I write this letter in regards to the young driver in the small metallic-red import truck carrying at least three other kids and some fishing poles who deliberately pulled out in front of two bicyclists from Niumalu Road to Nawiliwili Road (by the bulk sugar warehouse) this past Sunday morning.

You’re fortunate that I didn’t choose to get your license number. Your action caused both of us riders to brake hard and swerve to avoid a collision with your truck. You might have thought it was funny but I’d remind you that, had a crash happened, serious injury would have resulted and your parents and your insurance company would have been held fully responsible for your actions.

I mention two bicyclists that morning: The rider behind me was Police Chief Darryl Perry of the Kauai Police Department.

It just goes to show that you never know who’s behind the handlebars …

Ann Leighton, Kaua‘i bicyclist


Sell our carbon offsets

We should be investigating another viable energy revenue source for Kaua’i — selling our carbon offsets to large corporations.

Carbon offsets are the hidden value of our green plants and their ability to soak up carbon dioxide.

Carbon offsets mean that we preserve our green lands to help absorb the excess carbon dioxide in the atmosphere, rather than developing the land. We can sell the value of doing nothing to our beautiful mountains and green lands, but nurture them.

Preserving our forests, uplands and planting more native trees, rather than invasive species, to accumulate and store excess carbon, can be extremely profitable.

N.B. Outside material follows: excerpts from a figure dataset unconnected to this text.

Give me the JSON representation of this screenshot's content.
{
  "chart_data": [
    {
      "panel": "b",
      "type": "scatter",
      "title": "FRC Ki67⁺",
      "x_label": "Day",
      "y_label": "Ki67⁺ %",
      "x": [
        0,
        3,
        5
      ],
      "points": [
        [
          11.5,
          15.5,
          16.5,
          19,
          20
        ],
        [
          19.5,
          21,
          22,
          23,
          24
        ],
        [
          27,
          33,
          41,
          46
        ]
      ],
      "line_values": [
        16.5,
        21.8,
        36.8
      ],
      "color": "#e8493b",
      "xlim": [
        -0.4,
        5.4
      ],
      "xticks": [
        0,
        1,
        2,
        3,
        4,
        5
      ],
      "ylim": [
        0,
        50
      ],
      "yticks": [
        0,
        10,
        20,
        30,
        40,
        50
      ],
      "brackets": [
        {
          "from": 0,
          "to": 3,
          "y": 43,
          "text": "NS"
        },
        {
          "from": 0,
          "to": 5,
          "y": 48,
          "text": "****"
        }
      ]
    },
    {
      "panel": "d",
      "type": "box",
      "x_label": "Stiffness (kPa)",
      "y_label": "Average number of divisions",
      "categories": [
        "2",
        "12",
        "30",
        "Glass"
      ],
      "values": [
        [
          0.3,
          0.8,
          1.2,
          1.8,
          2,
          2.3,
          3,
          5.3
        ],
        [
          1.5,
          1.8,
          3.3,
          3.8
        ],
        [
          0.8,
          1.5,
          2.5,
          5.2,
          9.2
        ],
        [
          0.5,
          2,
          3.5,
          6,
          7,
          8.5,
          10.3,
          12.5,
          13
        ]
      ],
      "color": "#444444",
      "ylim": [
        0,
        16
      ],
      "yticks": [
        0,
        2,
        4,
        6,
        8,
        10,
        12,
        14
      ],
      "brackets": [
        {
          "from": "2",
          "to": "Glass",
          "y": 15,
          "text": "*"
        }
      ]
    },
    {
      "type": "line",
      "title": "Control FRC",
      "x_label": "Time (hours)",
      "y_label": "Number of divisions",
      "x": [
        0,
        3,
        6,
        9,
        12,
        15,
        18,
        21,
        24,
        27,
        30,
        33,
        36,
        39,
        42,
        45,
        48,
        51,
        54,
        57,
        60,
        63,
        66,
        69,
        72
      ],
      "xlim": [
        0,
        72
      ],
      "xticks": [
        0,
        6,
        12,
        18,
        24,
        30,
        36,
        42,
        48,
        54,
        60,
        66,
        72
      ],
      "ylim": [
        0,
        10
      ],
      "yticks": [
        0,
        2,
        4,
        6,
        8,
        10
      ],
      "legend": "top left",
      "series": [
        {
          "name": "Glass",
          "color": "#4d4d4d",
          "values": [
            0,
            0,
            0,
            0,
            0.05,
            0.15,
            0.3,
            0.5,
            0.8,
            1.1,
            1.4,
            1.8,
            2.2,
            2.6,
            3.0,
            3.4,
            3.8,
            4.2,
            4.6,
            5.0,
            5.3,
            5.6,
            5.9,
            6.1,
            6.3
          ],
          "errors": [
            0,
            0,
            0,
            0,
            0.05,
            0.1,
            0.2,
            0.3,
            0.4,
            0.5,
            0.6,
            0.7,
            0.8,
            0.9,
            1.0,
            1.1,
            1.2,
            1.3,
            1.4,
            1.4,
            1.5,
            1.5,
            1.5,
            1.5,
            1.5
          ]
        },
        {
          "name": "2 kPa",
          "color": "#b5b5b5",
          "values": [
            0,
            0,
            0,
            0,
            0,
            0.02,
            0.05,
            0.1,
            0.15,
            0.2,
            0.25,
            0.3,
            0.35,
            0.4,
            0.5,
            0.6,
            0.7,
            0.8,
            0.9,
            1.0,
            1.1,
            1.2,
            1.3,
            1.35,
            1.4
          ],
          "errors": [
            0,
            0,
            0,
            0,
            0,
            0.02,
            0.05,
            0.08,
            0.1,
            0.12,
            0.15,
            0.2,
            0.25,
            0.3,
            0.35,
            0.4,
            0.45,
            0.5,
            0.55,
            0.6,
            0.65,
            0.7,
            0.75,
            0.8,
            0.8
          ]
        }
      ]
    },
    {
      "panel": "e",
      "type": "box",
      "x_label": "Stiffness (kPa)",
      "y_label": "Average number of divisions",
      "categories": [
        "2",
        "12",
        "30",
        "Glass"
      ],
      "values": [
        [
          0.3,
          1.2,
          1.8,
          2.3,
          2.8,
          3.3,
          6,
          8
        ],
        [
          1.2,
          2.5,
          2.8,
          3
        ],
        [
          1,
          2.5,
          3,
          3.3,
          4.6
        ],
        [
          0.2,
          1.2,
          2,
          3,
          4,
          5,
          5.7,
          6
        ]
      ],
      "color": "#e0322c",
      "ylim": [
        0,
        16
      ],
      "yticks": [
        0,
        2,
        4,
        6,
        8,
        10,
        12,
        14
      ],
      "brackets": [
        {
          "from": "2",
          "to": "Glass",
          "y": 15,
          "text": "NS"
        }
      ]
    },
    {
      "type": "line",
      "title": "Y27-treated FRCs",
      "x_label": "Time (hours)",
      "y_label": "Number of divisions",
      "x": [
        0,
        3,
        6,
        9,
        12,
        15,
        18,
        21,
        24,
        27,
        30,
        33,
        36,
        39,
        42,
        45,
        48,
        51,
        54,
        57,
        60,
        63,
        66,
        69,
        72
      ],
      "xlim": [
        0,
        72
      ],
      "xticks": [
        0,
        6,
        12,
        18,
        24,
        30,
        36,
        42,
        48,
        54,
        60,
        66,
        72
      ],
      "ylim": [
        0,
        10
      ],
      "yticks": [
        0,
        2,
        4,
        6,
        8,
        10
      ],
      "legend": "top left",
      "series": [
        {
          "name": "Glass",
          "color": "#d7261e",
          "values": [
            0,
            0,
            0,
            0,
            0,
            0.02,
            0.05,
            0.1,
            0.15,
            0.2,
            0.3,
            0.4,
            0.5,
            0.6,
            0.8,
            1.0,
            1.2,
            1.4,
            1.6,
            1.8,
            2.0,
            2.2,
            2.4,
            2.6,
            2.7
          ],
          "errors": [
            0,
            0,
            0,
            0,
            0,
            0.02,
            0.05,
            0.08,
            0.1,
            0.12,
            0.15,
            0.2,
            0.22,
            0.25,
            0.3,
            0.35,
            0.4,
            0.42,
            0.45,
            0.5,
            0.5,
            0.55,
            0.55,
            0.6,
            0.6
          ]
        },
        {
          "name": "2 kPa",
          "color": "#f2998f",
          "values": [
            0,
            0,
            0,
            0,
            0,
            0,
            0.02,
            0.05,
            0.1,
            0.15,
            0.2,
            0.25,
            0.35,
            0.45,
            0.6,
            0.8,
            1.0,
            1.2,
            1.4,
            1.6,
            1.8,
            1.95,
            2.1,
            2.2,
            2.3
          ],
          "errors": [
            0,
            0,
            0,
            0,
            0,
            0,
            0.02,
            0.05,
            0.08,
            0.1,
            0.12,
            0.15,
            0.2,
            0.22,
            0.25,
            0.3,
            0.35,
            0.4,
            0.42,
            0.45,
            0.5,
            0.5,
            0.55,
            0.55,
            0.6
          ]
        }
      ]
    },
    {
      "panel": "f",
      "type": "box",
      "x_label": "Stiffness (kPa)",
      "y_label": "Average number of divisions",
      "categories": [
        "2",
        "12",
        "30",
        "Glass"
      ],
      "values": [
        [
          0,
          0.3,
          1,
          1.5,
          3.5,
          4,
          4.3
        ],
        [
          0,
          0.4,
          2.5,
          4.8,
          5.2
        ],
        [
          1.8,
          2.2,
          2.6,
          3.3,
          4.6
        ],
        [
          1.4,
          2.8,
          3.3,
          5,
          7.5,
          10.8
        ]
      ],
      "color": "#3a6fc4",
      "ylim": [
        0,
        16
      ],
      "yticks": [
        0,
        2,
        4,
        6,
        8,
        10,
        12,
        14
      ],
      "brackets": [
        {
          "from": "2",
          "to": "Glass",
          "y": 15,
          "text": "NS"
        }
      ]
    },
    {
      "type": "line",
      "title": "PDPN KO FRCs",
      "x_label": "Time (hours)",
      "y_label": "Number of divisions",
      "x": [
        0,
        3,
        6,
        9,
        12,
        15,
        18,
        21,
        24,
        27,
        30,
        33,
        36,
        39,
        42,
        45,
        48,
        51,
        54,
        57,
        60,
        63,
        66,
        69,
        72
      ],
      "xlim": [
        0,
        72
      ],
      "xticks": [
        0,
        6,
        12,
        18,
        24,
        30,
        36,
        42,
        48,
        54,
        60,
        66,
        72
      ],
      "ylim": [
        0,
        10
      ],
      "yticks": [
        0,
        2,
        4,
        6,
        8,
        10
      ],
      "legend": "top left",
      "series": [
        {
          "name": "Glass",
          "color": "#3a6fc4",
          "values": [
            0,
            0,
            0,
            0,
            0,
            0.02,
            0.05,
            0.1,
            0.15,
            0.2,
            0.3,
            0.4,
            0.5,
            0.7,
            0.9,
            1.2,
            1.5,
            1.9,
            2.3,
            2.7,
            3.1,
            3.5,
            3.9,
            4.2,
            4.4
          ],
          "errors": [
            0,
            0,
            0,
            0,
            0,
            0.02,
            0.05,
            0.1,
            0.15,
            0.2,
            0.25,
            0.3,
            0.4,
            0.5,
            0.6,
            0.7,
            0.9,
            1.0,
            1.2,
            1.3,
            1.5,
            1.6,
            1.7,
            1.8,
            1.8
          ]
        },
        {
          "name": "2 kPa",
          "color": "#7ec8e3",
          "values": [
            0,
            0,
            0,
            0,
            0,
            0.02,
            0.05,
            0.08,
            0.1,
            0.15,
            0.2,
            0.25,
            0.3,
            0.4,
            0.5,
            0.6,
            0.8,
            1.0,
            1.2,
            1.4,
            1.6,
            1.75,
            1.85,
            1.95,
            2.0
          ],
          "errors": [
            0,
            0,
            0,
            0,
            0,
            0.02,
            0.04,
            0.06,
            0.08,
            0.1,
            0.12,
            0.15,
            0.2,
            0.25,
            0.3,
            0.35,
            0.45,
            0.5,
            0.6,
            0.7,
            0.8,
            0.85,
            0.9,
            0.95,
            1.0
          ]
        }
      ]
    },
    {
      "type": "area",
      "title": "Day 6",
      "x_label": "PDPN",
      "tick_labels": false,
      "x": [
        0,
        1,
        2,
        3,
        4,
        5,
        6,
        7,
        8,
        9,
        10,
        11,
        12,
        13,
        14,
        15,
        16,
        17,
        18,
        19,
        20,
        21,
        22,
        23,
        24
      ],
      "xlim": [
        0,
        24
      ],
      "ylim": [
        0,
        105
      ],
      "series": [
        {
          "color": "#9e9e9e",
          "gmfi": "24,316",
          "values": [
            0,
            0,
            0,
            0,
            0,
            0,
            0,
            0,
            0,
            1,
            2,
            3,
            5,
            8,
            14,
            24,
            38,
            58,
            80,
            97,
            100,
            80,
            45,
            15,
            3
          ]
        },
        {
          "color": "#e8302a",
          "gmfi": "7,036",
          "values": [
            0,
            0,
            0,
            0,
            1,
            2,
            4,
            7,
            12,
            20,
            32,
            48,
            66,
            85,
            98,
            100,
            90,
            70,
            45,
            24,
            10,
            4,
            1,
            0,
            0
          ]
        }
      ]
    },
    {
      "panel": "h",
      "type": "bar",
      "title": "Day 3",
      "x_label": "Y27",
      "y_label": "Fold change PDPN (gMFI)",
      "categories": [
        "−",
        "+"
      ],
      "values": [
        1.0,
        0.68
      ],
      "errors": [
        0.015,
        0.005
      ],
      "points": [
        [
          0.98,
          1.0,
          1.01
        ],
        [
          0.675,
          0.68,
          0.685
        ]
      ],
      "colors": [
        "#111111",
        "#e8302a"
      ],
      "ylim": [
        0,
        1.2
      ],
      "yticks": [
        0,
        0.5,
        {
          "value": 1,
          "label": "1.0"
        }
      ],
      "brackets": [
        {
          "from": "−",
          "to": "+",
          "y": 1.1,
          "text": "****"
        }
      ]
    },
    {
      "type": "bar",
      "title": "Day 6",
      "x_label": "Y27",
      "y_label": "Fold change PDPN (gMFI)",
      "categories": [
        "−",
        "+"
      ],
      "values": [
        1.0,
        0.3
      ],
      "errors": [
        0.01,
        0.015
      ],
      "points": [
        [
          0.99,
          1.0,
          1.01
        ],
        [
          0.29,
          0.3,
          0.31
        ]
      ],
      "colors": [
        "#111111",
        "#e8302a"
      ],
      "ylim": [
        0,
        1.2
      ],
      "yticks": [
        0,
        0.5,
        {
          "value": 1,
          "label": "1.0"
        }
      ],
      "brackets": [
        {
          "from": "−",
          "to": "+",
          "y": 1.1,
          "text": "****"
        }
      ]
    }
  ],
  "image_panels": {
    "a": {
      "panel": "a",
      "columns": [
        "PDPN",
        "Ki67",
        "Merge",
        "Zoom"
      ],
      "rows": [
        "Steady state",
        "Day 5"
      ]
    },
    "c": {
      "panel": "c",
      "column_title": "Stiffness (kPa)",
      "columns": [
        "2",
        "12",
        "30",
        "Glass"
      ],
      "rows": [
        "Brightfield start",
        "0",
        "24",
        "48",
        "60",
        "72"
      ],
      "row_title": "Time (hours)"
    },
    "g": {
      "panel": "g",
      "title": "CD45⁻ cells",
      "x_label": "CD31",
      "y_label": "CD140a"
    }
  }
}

More and more, we will see larger corporations required to purchase carbon offsets to mitigate the effects of the wastes they are adding to our atmosphere.

Micronesia and Malaysia have innovative programs, in which their forest reserves are being valued for their ability to absorb and store carbon dioxide. These trees are the lungs of the planet, cleansing the air.

Their governments are collecting revenue for doing this, while preserving the land.

The carbon offsets are then sold as a commercial commodity and investment product. They receive cash for this. These are new “products” that will be in higher demand as global governments tighten the regulations to reduce global warming.

The new “dotcom traders” are developing corporations which buy and sell these carbon offsets similar to commodities.

Some travel Web sites will let you buy personal carbon offsets to cancel out the negative effect of your plane trip, which produces more pollution.

We should look at Kaua‘i and the beautiful forested areas and green ‘aina with additional appreciation as the state/county/agricultural businesses can “sell” the ability of plants to do nothing but grow freely and clean the air.

It would take no additional energy, chemicals or pollution to “harvest” the value of this new commercial application.

It would preserve the forested uplands and lower forests forever. And our young people could have employment in guarding, preserving and nurturing the forests.

What a happy occupation. Also, with no pollution, no county burden of infrastructure, this would provide revenue for the county to use for our own waste programs.

Think about it … they really are money trees.

Virginia Beck


Vote for candidates with a plan

Elections are nothing more than a bunch of egotists running in a popularity contest. Usually the wealthy ones win, the ones who have spent the most on advertising, lying and brainwashing the public have the upper edge.

The presidential election has lost principle of its issues and platforms, instead bringing up dirt and lies about their opponents which has nothing to do with how they will govern.

Wouldn’t it be nice if smear campaigns were illegal and commercials were outlawed, allowing only the candidates to be seen in debates?

Voting for someone only because they are the same color or gender as you, or go to your same place of worship is not how one should vote.

One should vote for the candidate who has a plan to make the country and your hometown a better and safer place, and a vice president who has a higher IQ than George W. Bush.